Ph.D. Dissertation Defense: Wei-An Lin

Tuesday, April 14, 2020
10:30 a.m.-12:30 p.m.
join Zoom meeting https://umd.zoom.us/j/3022470406
Maria Hoo
301 405 3681
mch@umd.edu

ANNOUNCEMENT:  Ph.D. Dissertation Defense
 
 
Name: Wei-An Lin
 
Committee:
Prof. Rama Chellappa, Chair/Advisor
Prof. Betash Babadi
Prof. Gang Qu
Prof. Min Wu
Prof. Ramani Duraiswami, Dean's Representative

Date/Time: Tuesday, April 14, 2020 from 10:30 am - 12:30 pm
 
Location: join Zoom meeting https://umd.zoom.us/j/3022470406

 
ABSTRACT
 
Deep neural networks (DNNs) have achieved significant success in several fields including computer vision, natural language processing, and robot control. The common philosophy behind these success is the use of large amount of annotated data and end-to-end networks with proper architectural design so that task-specific constraints and priors are implicitly imposed into the trained model without the need of careful feature engineering. However, DNNs are shown to be vulnerable to distribution shifts and adversarial perturbations, which indicates that such implicit priors and constraints are not sufficient for real world applications. In this dissertation, we target three applications and design task-specific constraints and priors for improved performance. 
 
We first study the problem of subject clustering, the task of grouping face images of the same person together. We propose to utilize the prior structure in the feature space of DNNs trained for face identification to design a novel clustering algorithm. Specifically, the clustering algorithm exploits the local neighborhood structure of deep representations by exemplar-based learning based on k-nearest neighbors (k-NN).

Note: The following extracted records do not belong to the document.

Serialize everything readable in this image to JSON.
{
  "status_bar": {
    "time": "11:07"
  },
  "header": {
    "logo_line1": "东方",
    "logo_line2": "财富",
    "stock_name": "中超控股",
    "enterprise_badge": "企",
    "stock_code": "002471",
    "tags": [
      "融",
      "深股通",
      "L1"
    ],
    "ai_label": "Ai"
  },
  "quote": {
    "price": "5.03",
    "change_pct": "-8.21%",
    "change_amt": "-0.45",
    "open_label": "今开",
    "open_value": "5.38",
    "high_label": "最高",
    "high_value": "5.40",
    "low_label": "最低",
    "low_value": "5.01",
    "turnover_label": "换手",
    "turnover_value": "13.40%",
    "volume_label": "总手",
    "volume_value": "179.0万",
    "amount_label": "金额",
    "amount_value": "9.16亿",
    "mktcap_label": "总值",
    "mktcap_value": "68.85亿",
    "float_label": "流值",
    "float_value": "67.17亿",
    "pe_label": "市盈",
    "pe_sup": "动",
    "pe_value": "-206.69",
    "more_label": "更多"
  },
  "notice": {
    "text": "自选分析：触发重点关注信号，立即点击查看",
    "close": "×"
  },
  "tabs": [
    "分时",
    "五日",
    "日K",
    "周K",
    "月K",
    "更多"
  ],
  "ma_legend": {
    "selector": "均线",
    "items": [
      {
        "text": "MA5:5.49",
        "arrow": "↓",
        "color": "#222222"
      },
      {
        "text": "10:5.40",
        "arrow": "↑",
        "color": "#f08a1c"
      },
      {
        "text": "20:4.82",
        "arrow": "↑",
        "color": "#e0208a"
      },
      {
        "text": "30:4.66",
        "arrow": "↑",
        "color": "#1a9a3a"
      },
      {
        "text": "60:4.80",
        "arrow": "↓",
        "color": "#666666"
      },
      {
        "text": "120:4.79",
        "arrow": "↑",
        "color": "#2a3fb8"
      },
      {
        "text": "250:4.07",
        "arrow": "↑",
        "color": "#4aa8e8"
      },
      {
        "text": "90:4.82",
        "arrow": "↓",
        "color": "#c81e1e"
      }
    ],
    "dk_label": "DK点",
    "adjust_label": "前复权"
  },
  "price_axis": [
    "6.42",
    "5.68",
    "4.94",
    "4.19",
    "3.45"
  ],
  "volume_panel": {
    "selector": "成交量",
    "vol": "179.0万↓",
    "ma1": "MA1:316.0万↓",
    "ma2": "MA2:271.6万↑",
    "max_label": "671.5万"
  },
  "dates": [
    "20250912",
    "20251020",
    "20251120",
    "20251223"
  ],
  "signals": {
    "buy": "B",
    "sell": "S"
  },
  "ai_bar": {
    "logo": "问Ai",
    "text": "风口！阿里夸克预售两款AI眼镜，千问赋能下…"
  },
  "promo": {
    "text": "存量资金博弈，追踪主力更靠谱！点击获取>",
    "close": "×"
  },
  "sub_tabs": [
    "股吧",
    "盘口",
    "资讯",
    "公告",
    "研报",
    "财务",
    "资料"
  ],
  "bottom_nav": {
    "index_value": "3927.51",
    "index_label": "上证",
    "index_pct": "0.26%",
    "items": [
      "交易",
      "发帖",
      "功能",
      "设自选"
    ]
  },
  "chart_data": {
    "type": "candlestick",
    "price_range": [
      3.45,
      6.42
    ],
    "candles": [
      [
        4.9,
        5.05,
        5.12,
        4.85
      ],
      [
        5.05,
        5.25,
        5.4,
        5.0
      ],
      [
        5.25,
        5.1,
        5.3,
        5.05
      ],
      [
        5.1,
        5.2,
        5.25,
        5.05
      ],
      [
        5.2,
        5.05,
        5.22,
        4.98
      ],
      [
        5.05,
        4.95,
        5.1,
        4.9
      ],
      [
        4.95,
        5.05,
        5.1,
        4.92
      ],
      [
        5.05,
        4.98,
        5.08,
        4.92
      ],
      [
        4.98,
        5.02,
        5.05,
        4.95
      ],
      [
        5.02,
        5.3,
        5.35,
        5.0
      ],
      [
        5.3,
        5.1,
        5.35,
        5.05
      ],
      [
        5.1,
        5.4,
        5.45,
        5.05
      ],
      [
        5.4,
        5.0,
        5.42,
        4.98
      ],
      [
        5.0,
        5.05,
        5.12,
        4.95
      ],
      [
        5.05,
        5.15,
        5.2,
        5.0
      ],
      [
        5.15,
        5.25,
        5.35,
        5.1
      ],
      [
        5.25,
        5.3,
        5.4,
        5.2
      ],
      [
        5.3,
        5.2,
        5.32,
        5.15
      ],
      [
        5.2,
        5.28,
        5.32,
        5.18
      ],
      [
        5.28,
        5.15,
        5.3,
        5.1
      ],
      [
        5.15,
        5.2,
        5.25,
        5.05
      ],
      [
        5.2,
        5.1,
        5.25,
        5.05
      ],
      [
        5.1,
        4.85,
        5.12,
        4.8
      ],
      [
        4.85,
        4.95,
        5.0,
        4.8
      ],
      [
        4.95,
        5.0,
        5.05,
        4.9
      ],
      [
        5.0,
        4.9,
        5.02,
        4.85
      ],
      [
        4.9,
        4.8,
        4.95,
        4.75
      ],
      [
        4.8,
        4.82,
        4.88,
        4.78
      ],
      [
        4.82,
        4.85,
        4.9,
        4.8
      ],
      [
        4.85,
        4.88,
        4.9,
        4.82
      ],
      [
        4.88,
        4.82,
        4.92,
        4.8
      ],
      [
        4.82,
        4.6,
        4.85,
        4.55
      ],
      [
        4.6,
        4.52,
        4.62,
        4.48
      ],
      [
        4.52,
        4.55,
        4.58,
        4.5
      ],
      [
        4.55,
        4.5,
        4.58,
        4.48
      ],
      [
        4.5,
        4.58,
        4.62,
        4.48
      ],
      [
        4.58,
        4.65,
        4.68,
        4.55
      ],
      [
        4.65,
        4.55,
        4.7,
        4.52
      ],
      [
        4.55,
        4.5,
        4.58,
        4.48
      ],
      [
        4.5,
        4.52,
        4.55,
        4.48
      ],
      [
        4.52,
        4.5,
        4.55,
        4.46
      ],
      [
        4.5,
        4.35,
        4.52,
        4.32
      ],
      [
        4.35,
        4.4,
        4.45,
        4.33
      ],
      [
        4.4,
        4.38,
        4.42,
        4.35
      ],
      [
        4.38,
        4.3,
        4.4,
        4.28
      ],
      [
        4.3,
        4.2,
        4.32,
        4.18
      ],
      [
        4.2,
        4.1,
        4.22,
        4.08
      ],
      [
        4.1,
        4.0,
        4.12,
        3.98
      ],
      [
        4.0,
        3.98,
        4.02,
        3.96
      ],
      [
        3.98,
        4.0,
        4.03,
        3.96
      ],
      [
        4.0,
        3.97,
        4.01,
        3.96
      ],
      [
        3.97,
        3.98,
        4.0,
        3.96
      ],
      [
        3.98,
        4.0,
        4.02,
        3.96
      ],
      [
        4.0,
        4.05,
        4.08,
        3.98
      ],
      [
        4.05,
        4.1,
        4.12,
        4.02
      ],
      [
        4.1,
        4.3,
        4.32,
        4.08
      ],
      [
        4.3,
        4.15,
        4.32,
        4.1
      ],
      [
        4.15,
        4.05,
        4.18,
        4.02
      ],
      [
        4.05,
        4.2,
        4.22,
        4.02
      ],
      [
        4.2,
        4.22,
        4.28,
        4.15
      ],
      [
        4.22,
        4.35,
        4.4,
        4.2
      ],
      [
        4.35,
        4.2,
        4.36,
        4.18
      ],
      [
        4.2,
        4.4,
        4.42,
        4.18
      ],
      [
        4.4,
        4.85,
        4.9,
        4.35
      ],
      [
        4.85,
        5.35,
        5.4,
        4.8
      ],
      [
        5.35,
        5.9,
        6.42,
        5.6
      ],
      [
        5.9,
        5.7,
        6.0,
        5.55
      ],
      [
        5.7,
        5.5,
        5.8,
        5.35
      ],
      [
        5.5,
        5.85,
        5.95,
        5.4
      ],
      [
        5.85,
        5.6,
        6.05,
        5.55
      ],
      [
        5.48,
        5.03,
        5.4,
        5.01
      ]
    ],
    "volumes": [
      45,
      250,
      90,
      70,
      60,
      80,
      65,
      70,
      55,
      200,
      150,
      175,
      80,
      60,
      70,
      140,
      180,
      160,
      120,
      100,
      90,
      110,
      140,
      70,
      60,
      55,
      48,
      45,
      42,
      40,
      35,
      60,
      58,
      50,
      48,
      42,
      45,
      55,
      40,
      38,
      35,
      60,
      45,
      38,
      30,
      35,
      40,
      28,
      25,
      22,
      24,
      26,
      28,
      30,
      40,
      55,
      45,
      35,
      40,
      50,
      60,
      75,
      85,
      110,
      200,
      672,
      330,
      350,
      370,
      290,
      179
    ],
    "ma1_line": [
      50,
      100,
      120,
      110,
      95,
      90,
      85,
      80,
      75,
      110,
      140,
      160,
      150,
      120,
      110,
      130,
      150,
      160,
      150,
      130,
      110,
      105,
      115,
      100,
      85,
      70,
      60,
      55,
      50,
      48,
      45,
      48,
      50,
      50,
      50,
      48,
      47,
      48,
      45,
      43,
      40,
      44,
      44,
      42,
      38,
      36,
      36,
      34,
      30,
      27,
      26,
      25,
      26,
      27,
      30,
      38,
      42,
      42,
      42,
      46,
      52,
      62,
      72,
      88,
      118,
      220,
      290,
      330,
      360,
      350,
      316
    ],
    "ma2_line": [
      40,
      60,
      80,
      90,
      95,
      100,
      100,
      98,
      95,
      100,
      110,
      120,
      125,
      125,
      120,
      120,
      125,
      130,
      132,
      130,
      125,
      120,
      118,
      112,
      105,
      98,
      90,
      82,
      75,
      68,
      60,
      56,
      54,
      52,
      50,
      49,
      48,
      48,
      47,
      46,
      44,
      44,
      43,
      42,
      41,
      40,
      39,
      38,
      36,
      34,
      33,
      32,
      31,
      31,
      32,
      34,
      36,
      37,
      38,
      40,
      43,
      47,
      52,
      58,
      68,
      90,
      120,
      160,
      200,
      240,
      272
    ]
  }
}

Extensive experiments show promising results for grouping face images according to subject identity. As an example, we apply the proposed clustering algorithm to automatically curate a large-scale face dataset with noisy labels and show that the performance of face recognition DNNs can be significantly improved by training on the curated dataset. Furthermore, we empirically find that k-NN do not capture proper local structures for deep representations when each subject has very few face images. We then propose to improve upon the exemplar-based approach by a density-aware similarity measure and theoretically show asymptotic convergence to a density estimator. We conduct experiments on challenging face datasets that show promising results. 
 
Second, we study the problem of metal artifact reduction in computed tomography (CT). Unlike typical image restoration tasks such as super-resolution and denoising, metal artifacts in CT images are structured and non-local. Conventional DNNs do not generalize well when metal implants with unseen shapes are presented. We find that the imaging process of CT induces a data consistency prior that can be exploited for image enhancement. Based on this observation, we propose a dualdomain learning approach to CT metal artifact reduction. We design and implement a novel Radon inversion layer that allows gradients in the image domain to be backpropagated to the projection domain. Experiments conducted on both simulated datasets and clinical datasets show promising results. Compared to conventional DNN-based models, the proposed dual-domain approach leads to impressive metal artifact reduction and has improved generalization capability.
 
 Finally, we study the problem of robust classification. In the past few years, the vulnerability of DNNs to small imperceptible perturbations has been widely studied, which raises concerns about the security and robustness of DNNs against possible threat models. To defend against threat models, Samangoui et al. proposed DefenseGAN, a preprocessing approach which removes adversarial perturbations by projecting the input images onto the learned data prior. However, the projection operation in DefenseGAN is time-consuming and may not yield proper reconstruction when images have complicated textures. We propose an inversion network to constrain the initial estimates of the latent code for input images. With the proposed constraint, the number of optimization steps in DefenseGAN can be reduced while achieving improved accuracy and robustness. Furthermore, we conduct empirical studies on attack methods that have claimed to break DefenseGAN, which shows that on-manifold robustness might be the key factor for ensuring adversarial robustness.